On Mon, Mar 26, 2007 at 01:07:11PM -0700, Paul E. McKenney wrote:

> > > > Does everybody agree on these semantics, though?  At least David
> > > > seems to think that mb/rmb/wmb aren't required to order normal
> > > > memory accesses against each other..
> > > 
> > > Not on UP.  On SMP, ordering is (almost certainly) required.
> > 
> > 'almost certainly'?  That sounds like there is a possibility that it
> > wouldn't have to?  What does this depend on?
> 
> The underlying memory model of the CPU.  For sequentially consistent
> systems, only compiler barriers are required.  There are very few such
> systems -- MIPS and PA-RISC, if I remember correctly.  Performance
> dictates otherwise.
> 
> I believe that MIPS is -not- sequentially consistent, but have not yet
> purchased an architecture reference manual.

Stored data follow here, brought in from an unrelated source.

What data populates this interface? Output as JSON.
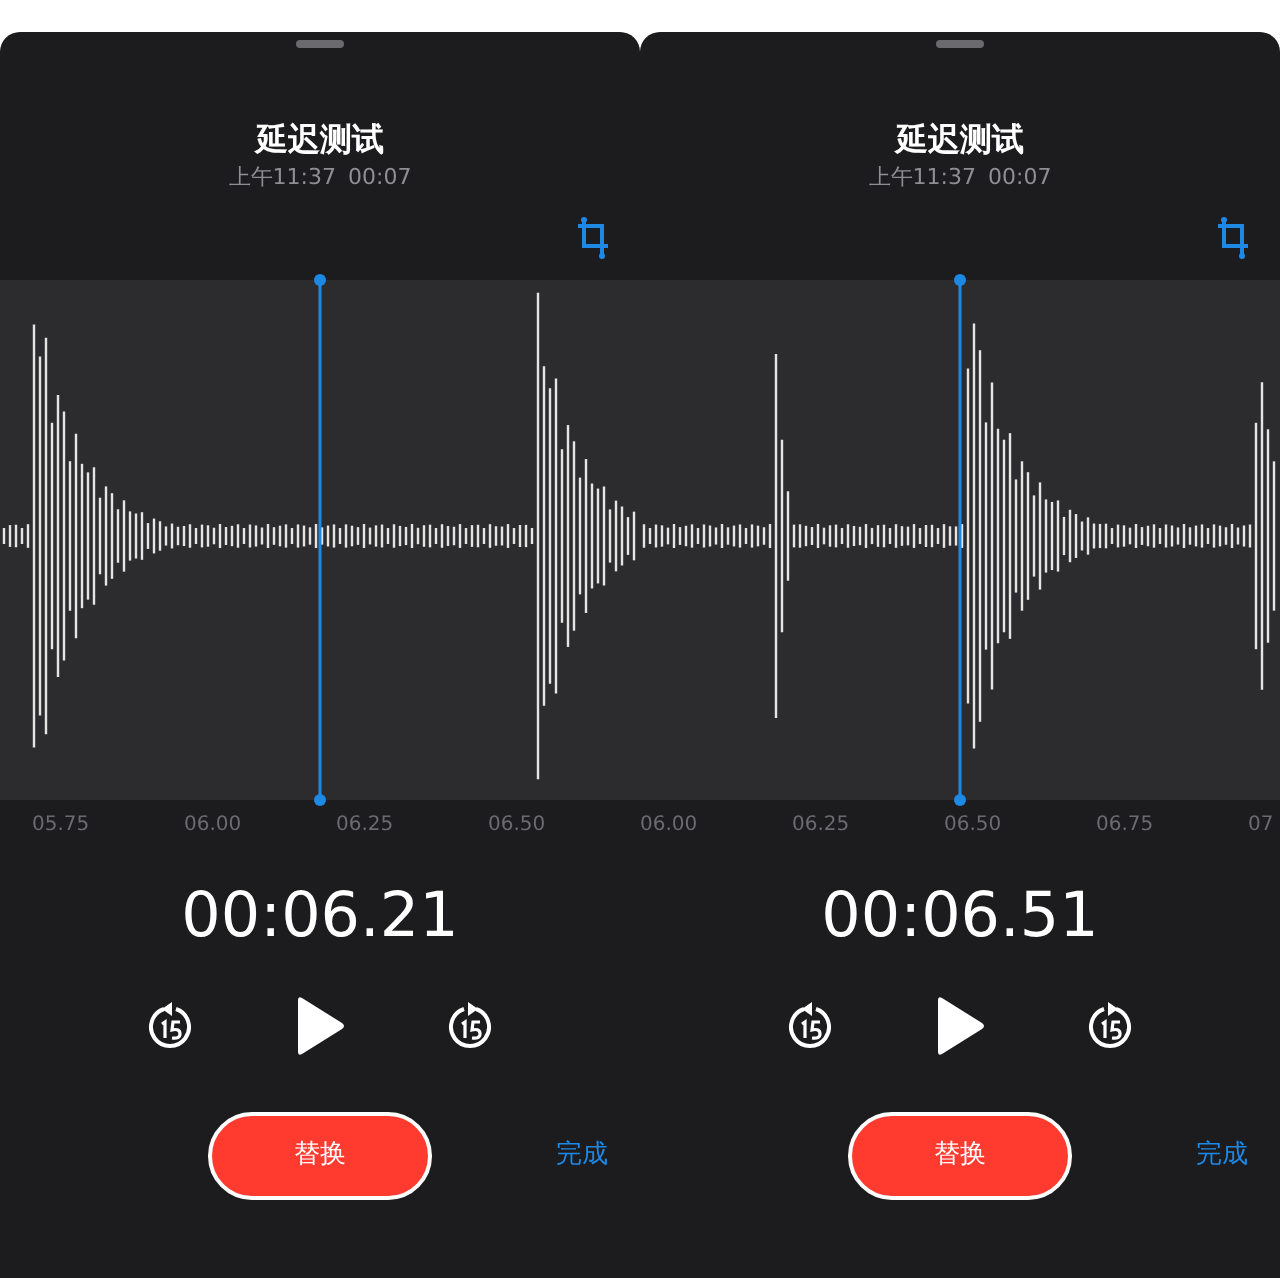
{
  "panels": [
    {
      "title": "延迟测试",
      "date": "上午11:37",
      "duration": "00:07",
      "ticks": [
        "05.75",
        "06.00",
        "06.25",
        "06.50"
      ],
      "time": "00:06.21",
      "replace_button": "替换",
      "done_button": "完成"
    },
    {
      "title": "延迟测试",
      "date": "上午11:37",
      "duration": "00:07",
      "ticks": [
        "06.00",
        "06.25",
        "06.50",
        "06.75",
        "07"
      ],
      "time": "00:06.51",
      "replace_button": "替换",
      "done_button": "完成"
    }
  ]
}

ARM Normal memory (RAM) accesses are weakly ordered, so on SMP, you
need barriers.  (SMP ARM systems are the definite minority, though.)

(For ARM UP, we generally don't care, since most have virtual caches
and are not I/O coherent, and so DMA coherent mappings will be done
as uncached mappings, and uncached mappings are strongly ordered --
except on XScale V3, which supports I/O coherency, and so you need to
use barriers when operating on DMA coherent memory because DMA coherent
mappings are done as Normal memory (which is weakly ordered) when I/O
coherency is enabled.)


> Given that ARM device drivers are accessing MMIO locations, which are
> often slow anyway, how much is ARM really gaining by dropping memory
> barriers when only I/O accesses need be ordered?  Is it measurable?

No idea -- I assume Catalin has looked at this.